Home-cooking may be on its way to becoming an oxymoron. It may only be Baby Boomers like me who still feel a smidge of guilt at not doing it all ourselves.

It's not as though I don't clip recipes or watch the Food TV Network. I do. But I am more like the stereotypical Fifties Dad who barbecued twice a year than the stereotypical Fifties Mom who put dinner on the table every night.

I am not quite as consistent at not cooking as an old friend. When he failed to order Chinese cuisine by a certain time, the restaurant would call for his order.

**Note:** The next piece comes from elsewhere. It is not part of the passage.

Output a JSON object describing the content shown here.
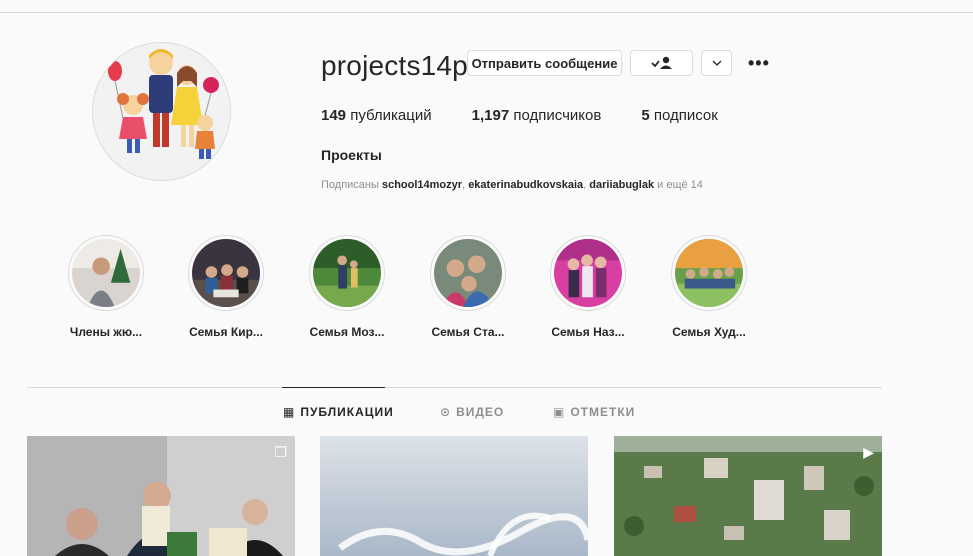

I do have certain limited specialties. I make a mean brownie (Ghirardelli triple chocolate mix) for a school bake sale. I'm still trying to duplicate my late father's gazpacho. And when my daughter was six, she admired the grilled cheese on the school lunch menu and urged me to go get "the recipe." So, dutifully, down I went from the fourth-floor classroom to the basement kitchen to learn the cook's secret. It was Adobo. So now I can make both my grandmother's grilled cheese (without Adobo) and the school's (with).

I don't see this as the downfall of Western Civilization. Even parents who don't cook can sit down with their children to eat and discuss the events of the day. Nor do I think it has to be high-fat and high-calorie when the three of us split one entrée. I even order those customized chopped salads where one specifies the ingredients from an array of vegetables more vast than any one home fridge would hold.

I do mind that my family likes to leave the ordering to me: "No one calls like you do," they plead. I also felt chagrined when it was a take-out menu that taught me it was time for bifocals. Unable to read the fine print, I had misordered.

My daughter and her roommates did order a pizza delivery one evening. Knowing how hard it is to enter a dorm these days, I asked if the kid had gone downstairs to greet the delivery person. I was told the delivery folks know to climb up the fire-escapes and be met at the windows.